The George F. Baker Houses is a complex of several adjoining residences once owned by the Baker Family on the corner of Park Avenue and East 93rd Street. The carriage house for this complex, 69 East 93rd Street, is now headquarters for Classical American Homes Preservation Trust. The former residence of Richard H. Jenrette, 67 East 93rd Street, was gifted to CAHPT upon his passing. The complex was built in the 1920s by the architectural firm, Delano & Aldrich. The location is the highest point in Manhattan, and the Bakers even arranged to have their own railroad spur built in the basement, linking their private railroad car to the tracks running underneath Park Avenue.

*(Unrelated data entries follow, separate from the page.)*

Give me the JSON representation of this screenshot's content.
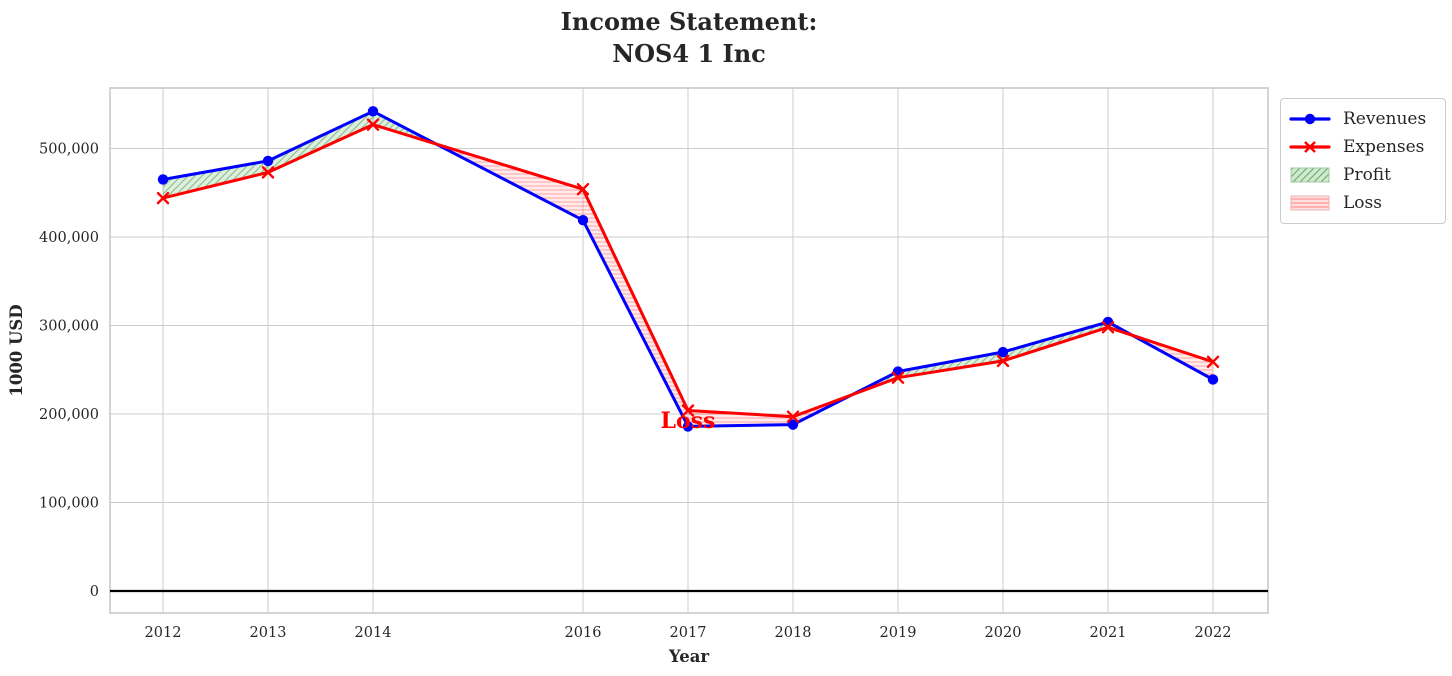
{
  "title": {
    "line1": "Income Statement:",
    "line2": "NOS4 1 Inc"
  },
  "legend": {
    "items": [
      {
        "label": "Revenues",
        "color": "#0000ff",
        "marker": "circle-on-line"
      },
      {
        "label": "Expenses",
        "color": "#ff0000",
        "marker": "x-on-line"
      },
      {
        "label": "Profit",
        "color": "#008000",
        "swatch": "green-diagonal-hatch-patch"
      },
      {
        "label": "Loss",
        "color": "#ff0000",
        "swatch": "red-horizontal-hatch-patch"
      }
    ]
  },
  "colors": {
    "revenues": "#0000ff",
    "expenses": "#ff0000",
    "profit_fill": "#008000",
    "loss_fill": "#ff0000",
    "grid": "#cccccc",
    "spine": "#c9c9c9",
    "zero_line": "#000000",
    "text": "#262626",
    "annotation": "#ff0000"
  },
  "chart_data": {
    "type": "line",
    "title": "Income Statement: NOS4 1 Inc",
    "xlabel": "Year",
    "ylabel": "1000 USD",
    "x": [
      2012,
      2013,
      2014,
      2016,
      2017,
      2018,
      2019,
      2020,
      2021,
      2022
    ],
    "series": [
      {
        "name": "Revenues",
        "color": "#0000ff",
        "marker": "circle",
        "values": [
          465000,
          486000,
          542000,
          419000,
          186000,
          188000,
          248000,
          270000,
          304000,
          239000
        ]
      },
      {
        "name": "Expenses",
        "color": "#ff0000",
        "marker": "x",
        "values": [
          444000,
          473000,
          527000,
          454000,
          204000,
          197000,
          241000,
          260000,
          298000,
          259000
        ]
      }
    ],
    "fills": [
      {
        "name": "Profit",
        "when": "revenues_above_expenses",
        "color": "green",
        "hatch": "//"
      },
      {
        "name": "Loss",
        "when": "expenses_above_revenues",
        "color": "red",
        "hatch": "-"
      }
    ],
    "annotation": {
      "text": "Loss",
      "x": 2017,
      "y": 193000,
      "color": "#ff0000"
    },
    "x_ticks": [
      2012,
      2013,
      2014,
      2016,
      2017,
      2018,
      2019,
      2020,
      2021,
      2022
    ],
    "x_tick_labels": [
      "2012",
      "2013",
      "2014",
      "2016",
      "2017",
      "2018",
      "2019",
      "2020",
      "2021",
      "2022"
    ],
    "y_ticks": [
      0,
      100000,
      200000,
      300000,
      400000,
      500000
    ],
    "y_tick_labels": [
      "0",
      "100,000",
      "200,000",
      "300,000",
      "400,000",
      "500,000"
    ],
    "xlim": [
      2011.495,
      2022.524
    ],
    "ylim": [
      -24860,
      568360
    ],
    "grid": true,
    "zero_line": true,
    "legend_position": "outside-top-right",
    "units": "1000 USD"
  }
}
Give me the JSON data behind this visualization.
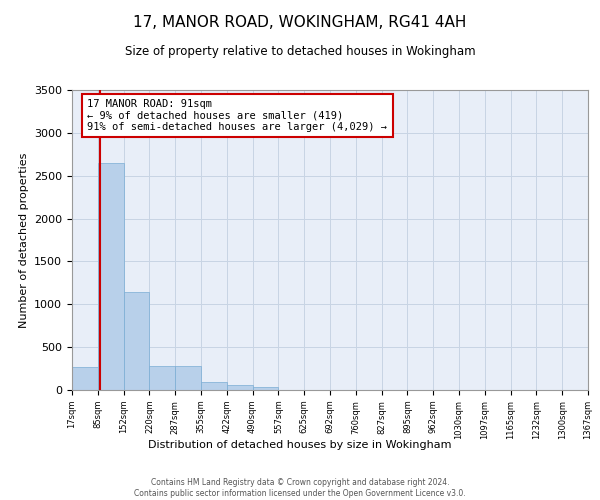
{
  "title": "17, MANOR ROAD, WOKINGHAM, RG41 4AH",
  "subtitle": "Size of property relative to detached houses in Wokingham",
  "xlabel": "Distribution of detached houses by size in Wokingham",
  "ylabel": "Number of detached properties",
  "bar_values": [
    270,
    2650,
    1140,
    285,
    285,
    95,
    55,
    35,
    5,
    5,
    2,
    2,
    1,
    1,
    1,
    1,
    1,
    1,
    1,
    1
  ],
  "bin_labels": [
    "17sqm",
    "85sqm",
    "152sqm",
    "220sqm",
    "287sqm",
    "355sqm",
    "422sqm",
    "490sqm",
    "557sqm",
    "625sqm",
    "692sqm",
    "760sqm",
    "827sqm",
    "895sqm",
    "962sqm",
    "1030sqm",
    "1097sqm",
    "1165sqm",
    "1232sqm",
    "1300sqm",
    "1367sqm"
  ],
  "bar_color": "#b8d0ea",
  "bar_edge_color": "#7aadd4",
  "grid_color": "#c8d4e4",
  "background_color": "#e8eef8",
  "vline_color": "#cc0000",
  "annotation_text": "17 MANOR ROAD: 91sqm\n← 9% of detached houses are smaller (419)\n91% of semi-detached houses are larger (4,029) →",
  "annotation_box_color": "#cc0000",
  "ylim": [
    0,
    3500
  ],
  "yticks": [
    0,
    500,
    1000,
    1500,
    2000,
    2500,
    3000,
    3500
  ],
  "footer_line1": "Contains HM Land Registry data © Crown copyright and database right 2024.",
  "footer_line2": "Contains public sector information licensed under the Open Government Licence v3.0."
}
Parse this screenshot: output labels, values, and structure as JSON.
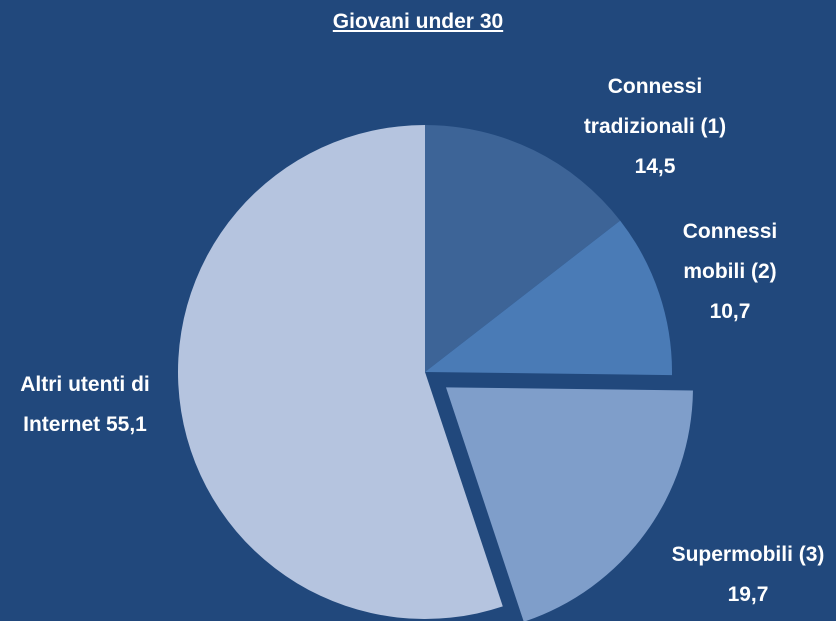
{
  "chart_data": {
    "type": "pie",
    "title": "Giovani under 30",
    "categories": [
      "Connessi tradizionali (1)",
      "Connessi mobili (2)",
      "Supermobili (3)",
      "Altri utenti di Internet"
    ],
    "values": [
      14.5,
      10.7,
      19.7,
      55.1
    ],
    "value_labels": [
      "14,5",
      "10,7",
      "19,7",
      "55,1"
    ],
    "colors": [
      "#3d6497",
      "#4a7bb6",
      "#7f9eca",
      "#b5c4df"
    ],
    "explode": [
      false,
      false,
      true,
      false
    ],
    "background": "#21487c"
  }
}
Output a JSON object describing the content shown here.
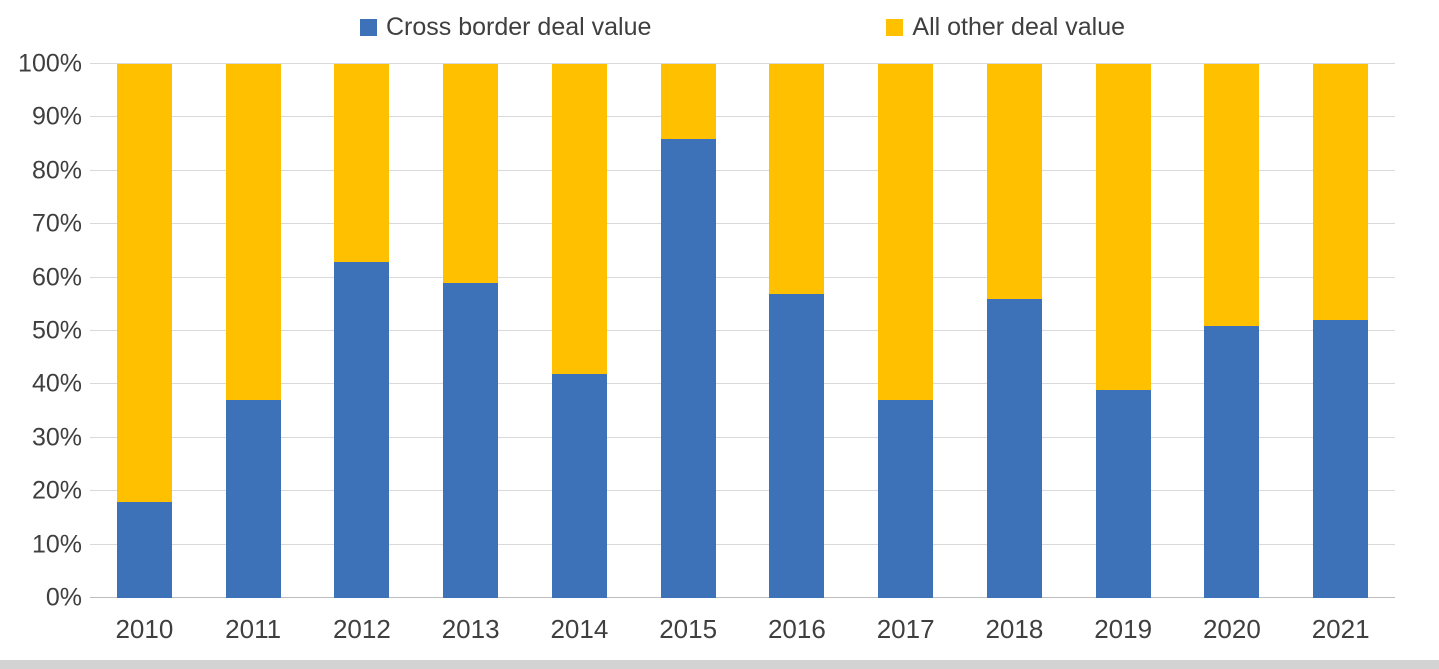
{
  "chart_data": {
    "type": "bar",
    "stacked": true,
    "percent_stacked": true,
    "title": "",
    "xlabel": "",
    "ylabel": "",
    "categories": [
      "2010",
      "2011",
      "2012",
      "2013",
      "2014",
      "2015",
      "2016",
      "2017",
      "2018",
      "2019",
      "2020",
      "2021"
    ],
    "series": [
      {
        "key": "cross-border",
        "name": "Cross border deal value",
        "color": "#3D71B8",
        "values": [
          18,
          37,
          63,
          59,
          42,
          86,
          57,
          37,
          56,
          39,
          51,
          52
        ]
      },
      {
        "key": "all-other",
        "name": "All other deal value",
        "color": "#FFC000",
        "values": [
          82,
          63,
          37,
          41,
          58,
          14,
          43,
          63,
          44,
          61,
          49,
          48
        ]
      }
    ],
    "ylim": [
      0,
      100
    ],
    "yticks": [
      "0%",
      "10%",
      "20%",
      "30%",
      "40%",
      "50%",
      "60%",
      "70%",
      "80%",
      "90%",
      "100%"
    ],
    "grid": true,
    "legend_position": "top",
    "gridline_color": "#d9d9d9",
    "axis_text_color": "#3f3f3f"
  }
}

George F. Baker and J. P. Morgan, close friends and frequent allies, were America’s most prominent bankers in the late 19th and early 20th centuries. Mr. Baker was the long-time Chairman and principal stockholder of The First National Bank of New York, which later became First National City Bank and then Citibank, as it is called today. Mr. Baker was known for his philanthropy, including building the entire original campus of the Harvard Business School in Boston during the 1920s.
What’s Going On at the George F. Baker Houses
Classical American Homes, in conjunction with the Decorative Arts Trust, presented the third Emerging Scholars Colloquium at the George F. Baker Houses on Sunday, January, 20, 2019. The lecture series was held in the Carriage House, where speakers shared brief, captivating presentations on a range of topics. Following the colloquium, guests gathered at Dick Jenrette’s private residence for a Bloody Mary and Ham Biscuit Brunch to benefit the Decorative Arts Trust’s Emerging Scholars Program.